A very young child will discover its centre of gravity when it sways from side to side – it is very soothing (much like being rocked in a cradle). You may have noticed a young child (sitting) will often sway when it is upset. If children miss out on this stage they can grow up to have no real feeling for pulse – they find dancing difficult and balance can be a problem. Pupils cannot be taught pulse as such (what is essentially an experience never can be taught), but swaying, walking or marching in time to music can awaken that sense of shifting across their centre of gravity and give them a feeling for pulse. It can then be gradually internalised and lo and behold, they become the metronome themselves!
Once this strong feeling for pulse has been achieved, one of the best ways to learn and practice rhythms is first to sway from side to side (like a metronome!) to establish the pulse of the musical piece to be played, count out loud whether it be 3 or 4 beats in a bar and then to clap the rhythm, accentuating the pulse. It is essential to count out loud for two reasons: firstly, to give the pulse maximum prominence, and secondly so the teacher can hear if or when the counting fails, indicating that the awareness of the pulse has been subordinated to the attempt to clap the rhythm. Full awareness of the pulse must always be maintained!
It is a good idea to practice easy rhythms to start with so as to get a feeling for this process.
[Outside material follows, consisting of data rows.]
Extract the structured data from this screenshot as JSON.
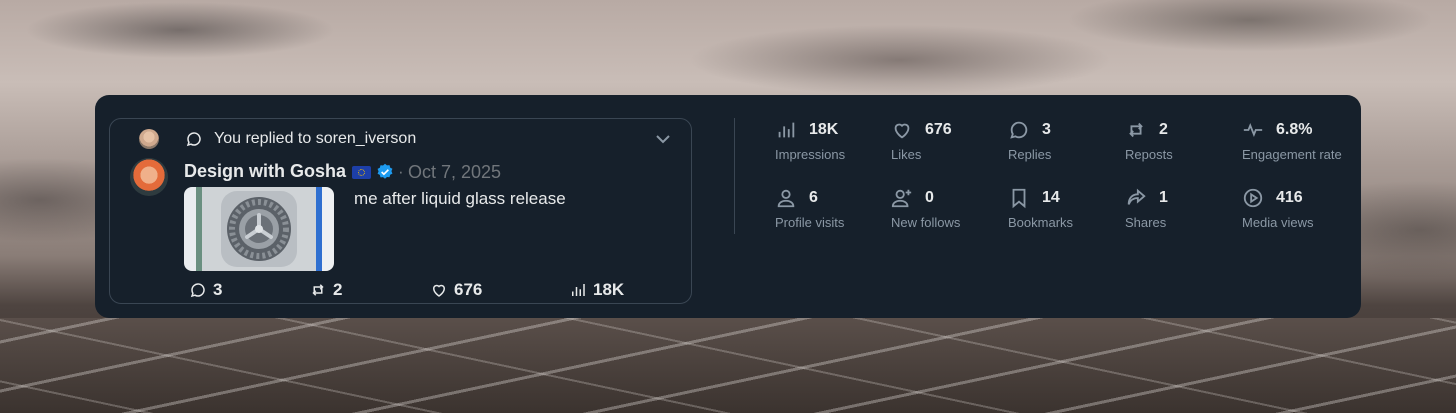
{
  "reply_context": {
    "text": "You replied to soren_iverson"
  },
  "tweet": {
    "author": "Design with Gosha",
    "separator": "·",
    "date": "Oct 7, 2025",
    "text": "me after liquid glass release",
    "actions": {
      "replies": "3",
      "reposts": "2",
      "likes": "676",
      "views": "18K"
    }
  },
  "stats": [
    {
      "icon": "bar-chart-icon",
      "value": "18K",
      "label": "Impressions"
    },
    {
      "icon": "heart-icon",
      "value": "676",
      "label": "Likes"
    },
    {
      "icon": "reply-icon",
      "value": "3",
      "label": "Replies"
    },
    {
      "icon": "repost-icon",
      "value": "2",
      "label": "Reposts"
    },
    {
      "icon": "activity-icon",
      "value": "6.8%",
      "label": "Engagement rate"
    },
    {
      "icon": "person-icon",
      "value": "6",
      "label": "Profile visits"
    },
    {
      "icon": "add-person-icon",
      "value": "0",
      "label": "New follows"
    },
    {
      "icon": "bookmark-icon",
      "value": "14",
      "label": "Bookmarks"
    },
    {
      "icon": "share-icon",
      "value": "1",
      "label": "Shares"
    },
    {
      "icon": "play-icon",
      "value": "416",
      "label": "Media views"
    }
  ],
  "colors": {
    "panel": "#16202b",
    "text": "#e7e9ea",
    "muted": "#8b98a5",
    "verified": "#1d9bf0"
  }
}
Not only does this help with the pupils’ rhythm but, surprisingly, it also helps with their sight reading – good rhythm reading is the backbone of good sight-reading and it is much easier to grasp the rhythm of the whole bar if it is understood just as a subdivisions of the overall pulse. Once this ability is fully mastered and absorbed, the pupil should never miss a beat or get lost (even if sometimes they may get the rhythm itself wrong).
PS: However, for establishing the speed of a piece, the metronome is extremely useful!